Ia menjelaskan, pihaknya memiliki prosedur dalam bekerja terkait menindak lanjuti laporan dan aduan dugaan pelanggaran pemilu. Oleh karena itu, tidak tepat jika masyarakat melakukan aksi unjuk rasa lantas menekan panwas Pemilu merespon aduannya tersebut.
"Kita bekerja itu pakai data dan bukan opini, apalagi ada tekanan massa. Yang pasti, silahkan gunakan saluran yang resmi manakala ada persoalan," tegasnya
Terkait persoalan di Lombok Tengah (Loteng). Itratip menyatakan, jika proses perhitungan di tingkat kecamatan (PPK) di semua wilayah itu berjalan alot dan panjang hingga kini. Tak hanya itu, dalam indeks kerawanan pemilu yang dirilis Bawaslu RI, justru wilayah itu tidak masuk pada daerah kerawanan tertinggi. Sehingga, Bawaslu memahami jika banyaknya keluhan di media sosial terkait penyelenggaraan pemilu di wilayah Loteng selama ini.

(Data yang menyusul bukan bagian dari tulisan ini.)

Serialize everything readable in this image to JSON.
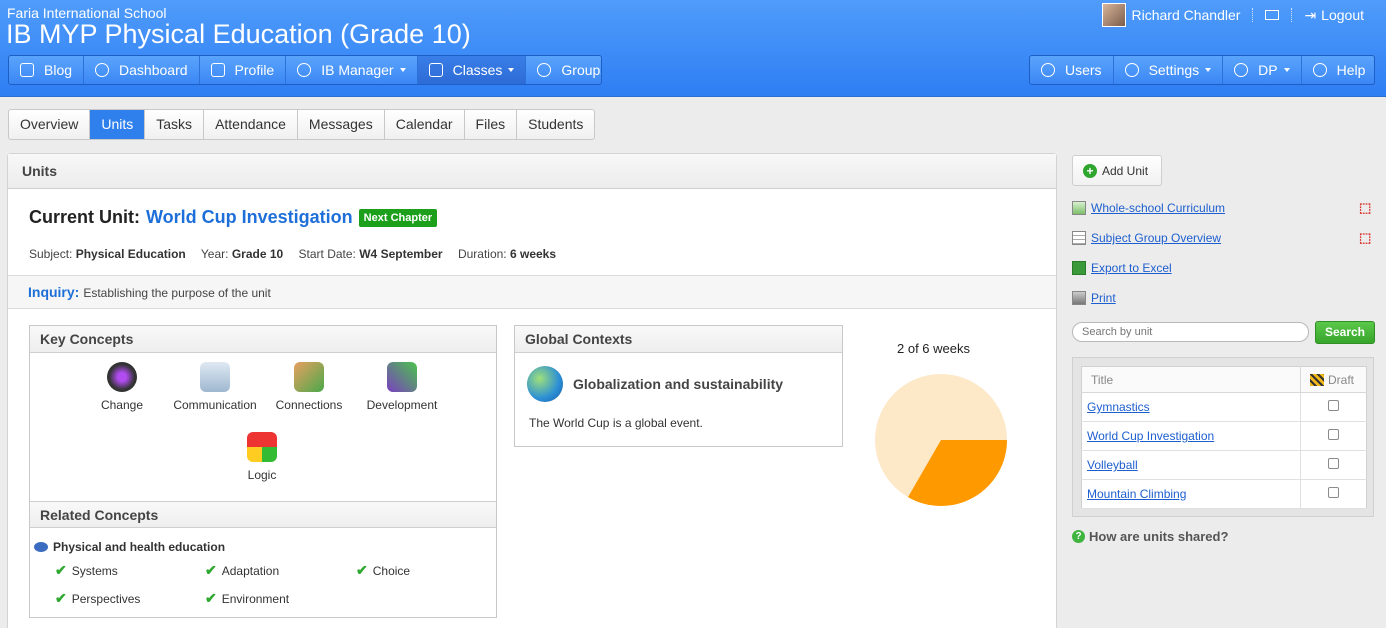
{
  "header": {
    "school": "Faria International School",
    "title": "IB MYP Physical Education (Grade 10)",
    "user_name": "Richard Chandler",
    "logout_label": "Logout"
  },
  "nav_left": [
    {
      "label": "Blog",
      "icon": "blog-icon"
    },
    {
      "label": "Dashboard",
      "icon": "dashboard-icon"
    },
    {
      "label": "Profile",
      "icon": "profile-icon"
    },
    {
      "label": "IB Manager",
      "icon": "globe-icon"
    },
    {
      "label": "Classes",
      "icon": "classes-icon"
    },
    {
      "label": "Groups",
      "icon": "trophy-icon"
    }
  ],
  "nav_right": [
    {
      "label": "Users",
      "icon": "user-icon"
    },
    {
      "label": "Settings",
      "icon": "gear-icon"
    },
    {
      "label": "DP",
      "icon": "search-icon"
    },
    {
      "label": "Help",
      "icon": "help-icon"
    }
  ],
  "tabs": [
    "Overview",
    "Units",
    "Tasks",
    "Attendance",
    "Messages",
    "Calendar",
    "Files",
    "Students"
  ],
  "panel": {
    "title": "Units",
    "current_unit_label": "Current Unit:",
    "current_unit": "World Cup Investigation",
    "badge": "Next Chapter",
    "subject_label": "Subject:",
    "subject": "Physical Education",
    "year_label": "Year:",
    "year": "Grade 10",
    "start_label": "Start Date:",
    "start": "W4 September",
    "duration_label": "Duration:",
    "duration": "6 weeks",
    "inquiry_label": "Inquiry:",
    "inquiry_text": "Establishing the purpose of the unit"
  },
  "key_concepts": {
    "title": "Key Concepts",
    "items": [
      "Change",
      "Communication",
      "Connections",
      "Development",
      "Logic"
    ]
  },
  "related_concepts": {
    "title": "Related Concepts",
    "category": "Physical and health education",
    "items": [
      "Systems",
      "Adaptation",
      "Choice",
      "Perspectives",
      "Environment"
    ]
  },
  "global_contexts": {
    "title": "Global Contexts",
    "context": "Globalization and sustainability",
    "description": "The World Cup is a global event."
  },
  "progress": {
    "label": "2 of 6 weeks",
    "done_weeks": 2,
    "total_weeks": 6,
    "color_done": "#ff9900",
    "color_remaining": "#fde8c8"
  },
  "sidebar": {
    "add_unit": "Add Unit",
    "links": [
      "Whole-school Curriculum",
      "Subject Group Overview",
      "Export to Excel",
      "Print"
    ],
    "search_placeholder": "Search by unit",
    "search_button": "Search",
    "table_headers": {
      "title": "Title",
      "draft": "Draft"
    },
    "units": [
      "Gymnastics",
      "World Cup Investigation",
      "Volleyball",
      "Mountain Climbing"
    ],
    "help_text": "How are units shared?"
  }
}
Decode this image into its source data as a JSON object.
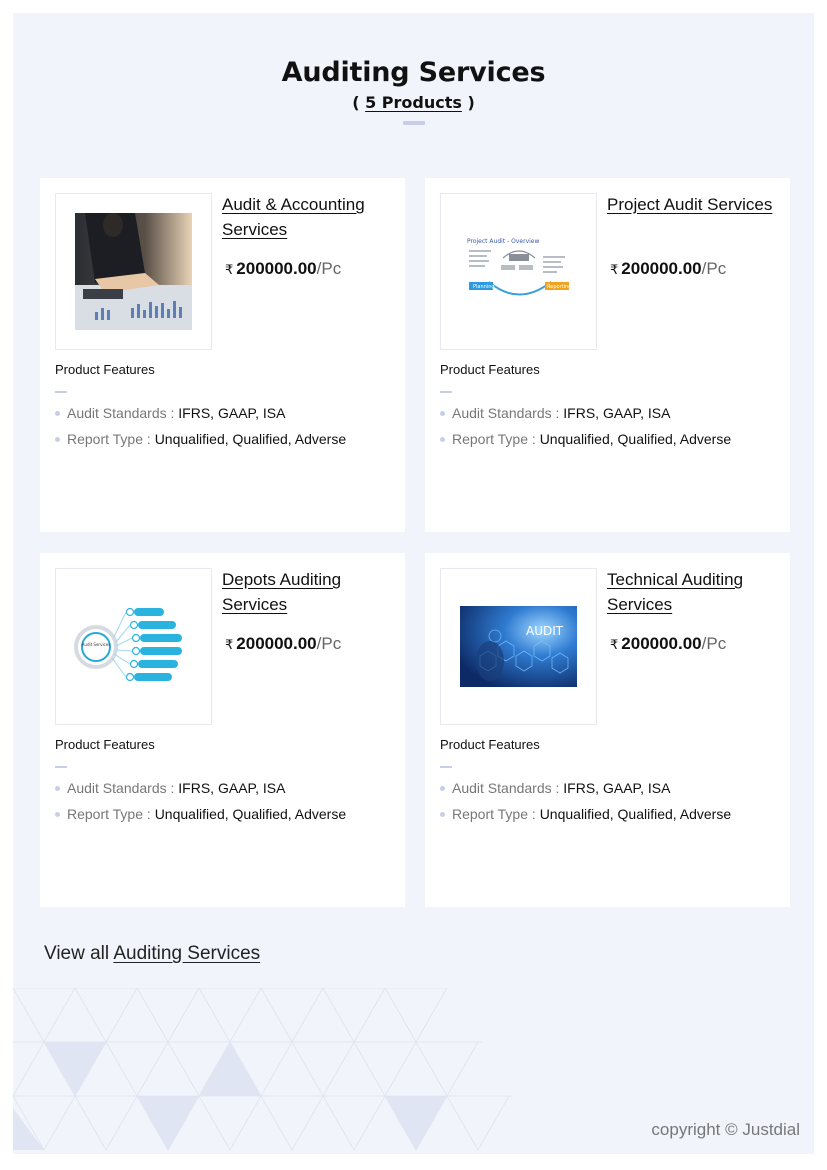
{
  "header": {
    "title": "Auditing Services",
    "count_open": "( ",
    "count_link": "5 Products",
    "count_close": " )"
  },
  "products": [
    {
      "name": "Audit & Accounting Services",
      "currency": "₹",
      "price": "200000.00",
      "unit": "/Pc",
      "features_label": "Product Features",
      "specs": [
        {
          "key": "Audit Standards :",
          "value": "IFRS, GAAP, ISA"
        },
        {
          "key": "Report Type :",
          "value": "Unqualified, Qualified, Adverse"
        }
      ],
      "image": "accounting-photo"
    },
    {
      "name": "Project Audit Services",
      "currency": "₹",
      "price": "200000.00",
      "unit": "/Pc",
      "features_label": "Product Features",
      "specs": [
        {
          "key": "Audit Standards :",
          "value": "IFRS, GAAP, ISA"
        },
        {
          "key": "Report Type :",
          "value": "Unqualified, Qualified, Adverse"
        }
      ],
      "image": "project-audit-diagram",
      "image_caption": "Project Audit - Overview",
      "image_labels": [
        "Planning",
        "Reporting"
      ]
    },
    {
      "name": "Depots Auditing Services",
      "currency": "₹",
      "price": "200000.00",
      "unit": "/Pc",
      "features_label": "Product Features",
      "specs": [
        {
          "key": "Audit Standards :",
          "value": "IFRS, GAAP, ISA"
        },
        {
          "key": "Report Type :",
          "value": "Unqualified, Qualified, Adverse"
        }
      ],
      "image": "audit-services-infographic",
      "image_center_label": "Audit Services"
    },
    {
      "name": "Technical Auditing Services",
      "currency": "₹",
      "price": "200000.00",
      "unit": "/Pc",
      "features_label": "Product Features",
      "specs": [
        {
          "key": "Audit Standards :",
          "value": "IFRS, GAAP, ISA"
        },
        {
          "key": "Report Type :",
          "value": "Unqualified, Qualified, Adverse"
        }
      ],
      "image": "audit-tech-photo",
      "image_text": "AUDIT"
    }
  ],
  "footer": {
    "view_all_prefix": "View all ",
    "view_all_link": "Auditing Services",
    "copyright": "copyright © Justdial"
  },
  "colors": {
    "page_bg": "#f1f5fb",
    "card_bg": "#ffffff",
    "accent_bar": "#c7cfe8",
    "text": "#111111",
    "muted": "#777777"
  }
}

"Tapi, kita imbau masyarakat di Loteng gunakan cara-cara yang sesuai aturan. Kalau soal perselisihan hasil suara, maka bisa diajukan ke MK untuk diselesaikan. Kalau soal dugaan permainan uang oleh caleg segera bawa ke kami bukti-buktinya," kata Itratip.
"Sejauh ini, laporan pelanggaran di Loteng sangat minim, kecuali hanya ada rekomendasi pemungutan suara ulang (PSU) oleh Panwascam yang tidak signifikan dikabulkan oleh KPU setempat," sambungnya.
Ketua Bawaslu NTB, Muhammad Khuwailid mengatakan bahwa masalah sebenarnya yang memicu kericuhan di Loteng karena sesama caleg saling mencurigai.
"Masalah ini kan sudah lama terjadi, setiap pemilu pasti dua kecamatan ini yang berkonflik, warga dari Kecamatan Pujut merasa memiliki andil karena penyumbang suara terbanyak, namun caleg yang berhasil justru dari Kecamatan Praya Timur, ini yang memicu rasa saling curiga dan berebut suara," katanya.
Khuwailid menegaskan bahwa kejadian Rabu malam, karena masa dari Praya Timur mendesak KPU buka kotak suara dan meminta rekapitulasi dengan model membuka C1 plano dan dibacakan ulang.
Melihat situasi yang terus memanas itu, Bawaslu Kabupaten merekomendasikan pelaksanaan pleno tingkat kecamatan dilakukan di lokasi yang aman. Namun pihak KPU Loteng mengatakan situasi masih kondusif. Ketika terjadi masalah justru memicu konflik antar caleg yang sama-sama memiliki pendukung.
Ketua KPU NTB, Suhardi Soud menyatakan, apa pun yang terjadi pleno di Loteng harus tetap berjalan sesuai jadwal.
"Bahwa keributan di Lombok Tengah, kami katakan proses rekap harus tetap berjalan, kita harus memberi kepastian terhadap hasil pemilu," ujarnya.
Ia menjelaskan, pemicu keributan di Loteng, hanya karena masalah internal calon legislatif partai politik tertentu.
"Jadi intinya begini, KPU itu harus memberikan kepastian hasil pemilu, soal adanya demo adalah hal biasa, ada yang puas ada yang tidak puas, yang penting adalah kepastian hasil pemilu," kata Suhardi.